Berry Petroleum

Capital Expenditure and Future Plans

Capex Data

Berry Petroleum has set a 2008 capital budget of $295 million. At this level of investment in 2008, the Company expects to drill over 390 producing wells and is targeting 2008 production to average approximately 30,000 BOE/d. Total proved reserve additions are projected to be approximately 30 million BOE which will result in an estimated finding and development cost of under $10.00 per BOE.

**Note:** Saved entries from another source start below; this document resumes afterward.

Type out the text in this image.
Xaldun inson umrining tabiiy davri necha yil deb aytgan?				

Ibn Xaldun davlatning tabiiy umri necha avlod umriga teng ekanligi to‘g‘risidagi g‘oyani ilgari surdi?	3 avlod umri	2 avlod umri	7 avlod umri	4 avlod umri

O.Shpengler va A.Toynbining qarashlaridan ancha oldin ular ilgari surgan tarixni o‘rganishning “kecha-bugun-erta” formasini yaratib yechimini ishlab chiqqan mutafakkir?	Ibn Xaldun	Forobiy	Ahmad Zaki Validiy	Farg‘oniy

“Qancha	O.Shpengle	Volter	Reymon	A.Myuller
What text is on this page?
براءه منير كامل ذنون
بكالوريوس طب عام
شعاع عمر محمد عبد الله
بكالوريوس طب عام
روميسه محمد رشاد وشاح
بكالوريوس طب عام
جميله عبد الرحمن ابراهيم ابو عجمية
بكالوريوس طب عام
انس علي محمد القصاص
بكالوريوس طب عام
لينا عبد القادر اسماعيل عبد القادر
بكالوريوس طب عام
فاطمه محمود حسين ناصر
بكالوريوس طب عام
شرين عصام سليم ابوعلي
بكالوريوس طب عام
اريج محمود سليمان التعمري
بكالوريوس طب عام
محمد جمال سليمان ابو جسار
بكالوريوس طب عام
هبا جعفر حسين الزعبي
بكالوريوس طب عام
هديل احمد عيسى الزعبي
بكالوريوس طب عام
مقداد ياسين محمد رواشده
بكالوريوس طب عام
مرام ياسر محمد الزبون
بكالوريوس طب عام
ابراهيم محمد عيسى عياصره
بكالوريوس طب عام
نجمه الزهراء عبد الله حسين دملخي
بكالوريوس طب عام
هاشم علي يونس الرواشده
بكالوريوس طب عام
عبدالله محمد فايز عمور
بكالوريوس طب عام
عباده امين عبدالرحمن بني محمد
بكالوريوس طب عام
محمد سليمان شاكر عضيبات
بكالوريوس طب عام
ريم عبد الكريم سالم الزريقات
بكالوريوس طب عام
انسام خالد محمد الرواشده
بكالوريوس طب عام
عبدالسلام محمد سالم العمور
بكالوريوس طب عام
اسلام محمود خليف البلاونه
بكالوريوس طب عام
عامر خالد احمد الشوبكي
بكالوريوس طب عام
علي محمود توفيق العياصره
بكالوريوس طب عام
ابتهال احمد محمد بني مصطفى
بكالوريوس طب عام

Highlights of the 2008 budget include:
• $173 million for heavy oil projects including the full-scale development of the North Midway diatomite, continued expansions at Poso Creek, South Midway and Brundage Canyon as well as appraisal drilling at Lake Canyon in the Uinta basin.
• $122 million targeting natural gas production growth in the Piceance and DJ assets, including infrastructure investments to aid in the long-term development of these assets.

Future Plans

2008 Plans

Oil Investments
In its North Midway diatomite asset, Berry will drill approximately 115 of the remaining 600 well locations and will invest in the steam generation and other infrastructure necessary for its five-year development plan. The Company will continue development at Poso Creek by drilling over 30 new wells and expanding the facilities needed for subsequent production increases. Berry is now exploiting the deeper down-dip flanks at South Midway and plans to drill 15 horizontal producing wells and 10 vertical wells for continuous steam injection into these flanks. At Brundage Canyon, the Company will drill its remaining 40-acre locations, assess the potential of additional downspacing and extend the southern development of the field into the Ashley Forest. Berry also intends to do additional appraisal drilling of the Green River oil trend in the adjacent Lake Canyon area to better define its development potential.

Gas Investments
Berry has significantly improved its drilling performance in its Piceance assets over the course of 2007 and is currently adding a fourth rig for year-round operations. In 2008, the Company plans to drill and complete 60 wells at depths ranging from 9,500 to 12,000 feet on its Garden Gulch and N. Parachute Ranch acreage. Berry will also continue to invest in infrastructure here to improve access and to capture operational efficiencies. In its DJ assets Berry will add approximately 70 new wells and install 150 pumping units to maintain production near the current level of 19 MMcf/d.

As the Company has previously noted, its 2008 net income is relatively insensitive to natural gas prices company-wide, given its significant natural gas consumption for steaming operations in California and the existing 2008 natural gas hedges. In 2008, the Company estimates that a $1.00 per MMBtu change in NYMEX Henry Hub natural gas price would result in less than a $3 million change in annual net income.